Exercises To Strengthen The Legs – Being Parents

Exercises to strengthen the legs

Almost every woman dreams of showing off their legs proudly on the beach, at a party, or in any situation that is worth it.

Thus, we advise you some exercises to strengthen the muscles of the legs to be able to arrive at this situation in the best way.

The legs are one of the most difficult parts of the body to tone up due to the large amount of muscles that form them and the great functionality of each of them. However, it also gives us a lot of possibilities when it comes to thinking about exercises to strengthen them.

There are natural methods, products that invite us to pursue the dream of perfect legs and other resources. However, there is one that is almost foolproof and within reach of all of us: physical activity.

build your legs

Logically, having the right equipment and going to the gym can be a big help. But this is not necessarily necessary.

Indeed, there are many exercises that you can do at home. You just need a little willpower (and a little music, because it always helps!)

8 exercises to strengthen the legs

  1. Squats : a classic. This involves standing up with your legs shoulder or hip-width apart and coming down with your chest out, looking forward and keeping your back straight to break the parallel between the knees and hips. For this, it is recommended that the tips of the feet are directed outwards, so as not to touch the abdomen with the thighs, which inevitably causes an arch.
  2. Lunges : another known exercise. This consists of taking a step forward (with a normal walking distance) by bending both legs to obtain a 90 ° angle. It is important to look straight ahead and keep your back straight.
  3. Jump squats : same as the first ones, but when it comes time to come back up, you need to gain momentum and jump. When you land, bend your knees and repeat several times.
  4. The scissor jump : start with your feet together. Then, jump, spreading your legs shoulder-width apart and at the same time, raise your arms to clap your hands above your head. With a second jump, return to the starting position.

And the following:

  1. The Bridge : Lying on your back, place your knees at 90 ° and elevate your hip as much as you can, as if you were forming a bridge. Hold this posture for at least 20-30 seconds, then lower your body and relax.
  2. Bulgarian lunges : you will need a chair for this exercise. Stand with your back to the backrest. Place one leg behind you on the chair and flex the other until you reach a 90 ° angle. Your body weight should be resting on the leg as you are flexing, while the other is relaxed.
  3. Backward leg lift : Rest your knees and hands on the floor. Then bend the legs and lift them as high as possible, then return to the starting position.
  4. The Burpees : start standing. Then, lean forward and put your hands on the floor as if you wanted to do a push-up. Your body weight should be on the tips of your feet. Then, with a back push, get back to your feet.
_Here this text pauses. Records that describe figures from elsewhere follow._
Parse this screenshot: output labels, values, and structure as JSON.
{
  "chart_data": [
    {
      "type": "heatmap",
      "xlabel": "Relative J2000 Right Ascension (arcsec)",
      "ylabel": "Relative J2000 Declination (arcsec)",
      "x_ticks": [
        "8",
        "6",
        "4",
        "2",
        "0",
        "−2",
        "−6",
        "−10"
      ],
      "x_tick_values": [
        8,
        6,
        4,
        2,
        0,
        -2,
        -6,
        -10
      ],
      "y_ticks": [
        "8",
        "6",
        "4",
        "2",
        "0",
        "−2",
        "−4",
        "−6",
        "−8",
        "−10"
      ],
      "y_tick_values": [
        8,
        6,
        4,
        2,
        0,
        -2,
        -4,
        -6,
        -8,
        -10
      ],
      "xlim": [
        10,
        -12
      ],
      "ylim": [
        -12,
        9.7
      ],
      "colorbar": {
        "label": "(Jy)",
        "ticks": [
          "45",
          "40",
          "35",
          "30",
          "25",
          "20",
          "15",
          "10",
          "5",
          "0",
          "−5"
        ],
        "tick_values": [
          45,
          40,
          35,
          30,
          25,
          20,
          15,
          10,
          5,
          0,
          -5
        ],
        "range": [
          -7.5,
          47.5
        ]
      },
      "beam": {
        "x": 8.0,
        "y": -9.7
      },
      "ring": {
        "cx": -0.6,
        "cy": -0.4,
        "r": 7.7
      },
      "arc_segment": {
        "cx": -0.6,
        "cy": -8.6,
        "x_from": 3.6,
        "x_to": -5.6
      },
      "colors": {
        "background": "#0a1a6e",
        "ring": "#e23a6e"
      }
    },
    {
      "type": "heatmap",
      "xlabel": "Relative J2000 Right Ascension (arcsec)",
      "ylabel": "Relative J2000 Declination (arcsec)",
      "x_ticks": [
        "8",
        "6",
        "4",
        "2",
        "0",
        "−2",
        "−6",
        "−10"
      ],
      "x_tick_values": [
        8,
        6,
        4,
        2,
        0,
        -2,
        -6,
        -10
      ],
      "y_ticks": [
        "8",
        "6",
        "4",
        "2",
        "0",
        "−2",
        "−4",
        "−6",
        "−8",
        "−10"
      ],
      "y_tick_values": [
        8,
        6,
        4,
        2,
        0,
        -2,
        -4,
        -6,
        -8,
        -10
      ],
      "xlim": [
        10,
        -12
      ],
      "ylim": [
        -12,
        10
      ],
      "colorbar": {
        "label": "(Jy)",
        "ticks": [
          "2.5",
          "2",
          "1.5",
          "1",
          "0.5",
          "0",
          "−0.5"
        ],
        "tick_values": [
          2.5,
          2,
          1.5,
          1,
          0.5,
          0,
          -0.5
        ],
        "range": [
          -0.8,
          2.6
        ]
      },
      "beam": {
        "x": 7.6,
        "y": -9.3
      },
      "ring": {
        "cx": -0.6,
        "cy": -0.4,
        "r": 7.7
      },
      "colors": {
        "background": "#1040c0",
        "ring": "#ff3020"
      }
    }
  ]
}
If you’re one of those people who prefers dancing and having fun without the reps, sets, and routine, remember that there is also a set of dances to tone your legs.

We also invite you to try other exercises to work other muscles of the body such as chest muscles.

Likewise, today there is a wide variety of sports that you can play, even during pregnancy.

leg strength exercises

A few tips

  • Before starting any set of exercises for strengthening the legs, you should first warm up properly for at least 5 minutes.
  • Observe the correct posture for each exercise. If you do not fully understand how to do it, you can search the internet for pictures or videos that show you the correct posture to follow.
  • Stretch. At the end of each workout, take at least ten minutes to stretch the muscles you just worked.
  • Be regular. You can’t do it overnight. Indeed, the results, especially when it comes to changing certain things at the level of the organization, are the fruit of many efforts and a significant investment. With patience, you will be surprised to see the results.
  • Combine your efforts with a suitable diet. Food is the fuel that our body needs. The better we eat, the more efficient our body will be when it comes time to get results.
  • If you have just given birth recently, there are also specific exercises for the postpartum period. If you want to do exercises with your baby too, we can help!

With all of these leg strengthening exercises, you’ll soon be ready to proudly flaunt your legs whenever you want. A little courage and you will be ready!